The three scanner types were further investigated for and compared to one-another. The performance metric that was used for this was the scanned area per second of the microscope image plane.
Optimization models were made for the three scanners, with this metric and found constraints. The number of variables for all models was reduced to two so that contour plots could be made. These contour plots were made for both the theoretical maximum performance of each scanner, as well as the current commercially-available products. These models show that MEMS resonant scanners have the potential for the largest scanned area per second with up to 2800mm^2/s. However, this is a theoretical large diameter MEMS scanner (2.46mm). While there is recent research focusing on large diameter MEMS resonant scanners, most scanners found in literature are between 1-2mm. Thus, there is most certainly future potential in large diameter MEMS resonant scanners for confocal microscopy applications. However, when comparing the current lineup of
commercially-available scanners MEMS scanners are not feasible due to their small mirror diameters. Polygon scanners attain the highest performance here, with a up to 1100mm^2/s. Conventional resonant scanners can only provide up to 698mm^2/s. Thus, a polygon scanner was chosen for the final design.

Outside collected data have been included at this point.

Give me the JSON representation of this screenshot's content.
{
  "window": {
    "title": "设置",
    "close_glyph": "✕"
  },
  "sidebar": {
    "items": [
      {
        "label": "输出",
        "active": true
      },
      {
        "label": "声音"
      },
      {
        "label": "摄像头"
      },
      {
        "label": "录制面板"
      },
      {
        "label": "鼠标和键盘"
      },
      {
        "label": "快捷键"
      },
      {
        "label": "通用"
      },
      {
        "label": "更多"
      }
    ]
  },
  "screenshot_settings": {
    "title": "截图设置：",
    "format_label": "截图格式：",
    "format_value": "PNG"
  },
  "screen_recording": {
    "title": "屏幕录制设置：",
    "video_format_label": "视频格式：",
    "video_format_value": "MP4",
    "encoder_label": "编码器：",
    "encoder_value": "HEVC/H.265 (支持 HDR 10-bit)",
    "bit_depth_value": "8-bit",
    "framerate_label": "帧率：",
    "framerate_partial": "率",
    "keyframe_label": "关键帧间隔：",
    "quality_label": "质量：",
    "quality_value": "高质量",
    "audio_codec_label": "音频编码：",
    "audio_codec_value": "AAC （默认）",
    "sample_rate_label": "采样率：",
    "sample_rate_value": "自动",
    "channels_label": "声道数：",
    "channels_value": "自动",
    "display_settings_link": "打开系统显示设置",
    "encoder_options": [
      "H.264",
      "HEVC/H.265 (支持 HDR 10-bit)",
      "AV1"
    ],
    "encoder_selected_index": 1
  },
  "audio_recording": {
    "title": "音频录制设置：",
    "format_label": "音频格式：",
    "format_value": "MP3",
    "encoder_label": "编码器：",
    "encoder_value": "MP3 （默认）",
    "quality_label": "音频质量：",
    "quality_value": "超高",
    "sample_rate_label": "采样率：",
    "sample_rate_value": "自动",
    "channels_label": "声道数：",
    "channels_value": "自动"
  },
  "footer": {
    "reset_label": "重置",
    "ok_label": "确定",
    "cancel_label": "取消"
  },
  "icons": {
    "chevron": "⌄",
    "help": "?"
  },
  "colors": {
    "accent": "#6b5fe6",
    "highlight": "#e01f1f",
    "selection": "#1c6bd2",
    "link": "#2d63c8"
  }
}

Polygon scanners have facet-to-facet errors. One such error: the cross-scan error, or dynamic track error could form a problem for the final image and result in brightness banding, due to the (re)scan lines jumping up or down along the slow-axis with each passing facet.
It was decided that this error had to be eliminated. This can be done by using a relay and a multiple of two mirrors. A relay relays and inverts an angle four focal lengths further along the optical axis. Thus, by relaying the cross-scan error back to the same polygon facet, the error in the slow-axis can be completely eliminated while maintaining the desired angle along the fast-axis. This method appears to be novel in literature, and was subsequently verified with an experiment.
This novel solution was used in the final polygon design, which was fully detailed in CAD with off-the-shelf optical components. The made Zemax models showed a diffraction-limited system. The final area scan rate is 949mm^2/s, and is 42 times faster than the state-of-the-art. Future work includes assembling and testing the prototype setup, and converting it into a commercial product.